RS: Loyalty is a virtue but it is not a single state of mind. To be loyal to a leader is understandable, and leaders depend on this, especially when they are committing crimes in the name of their following. When to withdraw from such a loyalty is a question that we might all of us be required to answer. More important for our situation today is loyalty to a group, where the loyalty itself creates the group agenda. This is much harder to disown since people find their identity through group membership, as Durkheim showed. For this reason, the subsidiary groups in a society must always be included in the general conversation, and not pressed into a condition of resentment. Finally, there is loyalty to the nation, without which, in my view, democracy is not really possible. But I have written about this elsewhere.

When an intellectual ally turns up in an opposing fold you must inevitably examine the basis of your own thinking and come to a conclusion as to who is right.
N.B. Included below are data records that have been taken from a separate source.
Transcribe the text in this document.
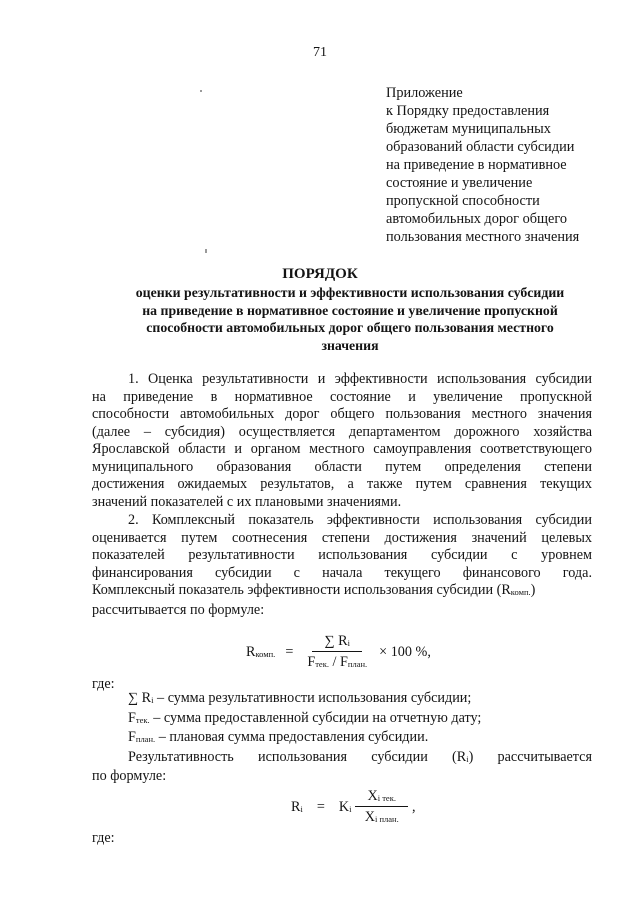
71
Приложение
к Порядку предоставления
бюджетам муниципальных
образований области субсидии
на приведение в нормативное
состояние и увеличение
пропускной способности
автомобильных дорог общего
пользования местного значения
ПОРЯДОК
оценки результативности и эффективности использования субсидии
на приведение в нормативное состояние и увеличение пропускной
способности автомобильных дорог общего пользования местного
значения
1. Оценка результативности и эффективности использования субсидии
на приведение в нормативное состояние и увеличение пропускной
способности автомобильных дорог общего пользования местного значения
(далее – субсидия) осуществляется департаментом дорожного хозяйства
Ярославской области и органом местного самоуправления соответствующего
муниципального образования области путем определения степени
достижения ожидаемых результатов, а также путем сравнения текущих
значений показателей с их плановыми значениями.
2. Комплексный показатель эффективности использования субсидии
оценивается путем соотнесения степени достижения значений целевых
показателей результативности использования субсидии с уровнем
финансирования субсидии с начала текущего финансового года.
Комплексный показатель эффективности использования субсидии $(R_{комп.})$
рассчитывается по формуле:
$R_{комп.} = \frac{\sum R_i}{F_{тек.} / F_{план.}} \times 100$ %,
где:
∑ $R_i$ – сумма результативности использования субсидии;
$F_{тек.}$ – сумма предоставленной субсидии на отчетную дату;
$F_{план.}$ – плановая сумма предоставления субсидии.
Результативность использования субсидии $(R_i)$ рассчитывается
по формуле:
$R_i = K_i \frac{X_{i тек.}}{X_{i план.}}$ ,
где:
One of the problems of our time is that people do not form friendships that are stronger than the ties of belief. This shows a lack of imagination of course. But a real friend should come to your defence, even when you are politically opposed to him.

PP: As a conservative, critical intellectual, what led you to become an organist at your parish church? Is this an act of national loyalty by the author of Our Church?

RS: I took up the post of organist in our local church because there was no one else to do it. I strongly believe in the presence of the Anglican Church as a rural institution and believe we should all do what we can to ensure its survival. I love the hymns, and the Bible stories, and the experience of Holy Communion forces me to be humble and to recognise my faults. I also love the way in which the Catholic rite and the Protestant habit of preaching have been combined in our national church. But as in the rest of Europe, real Christianity is remembered, but not enacted, in our churches. So it is in Hungary too.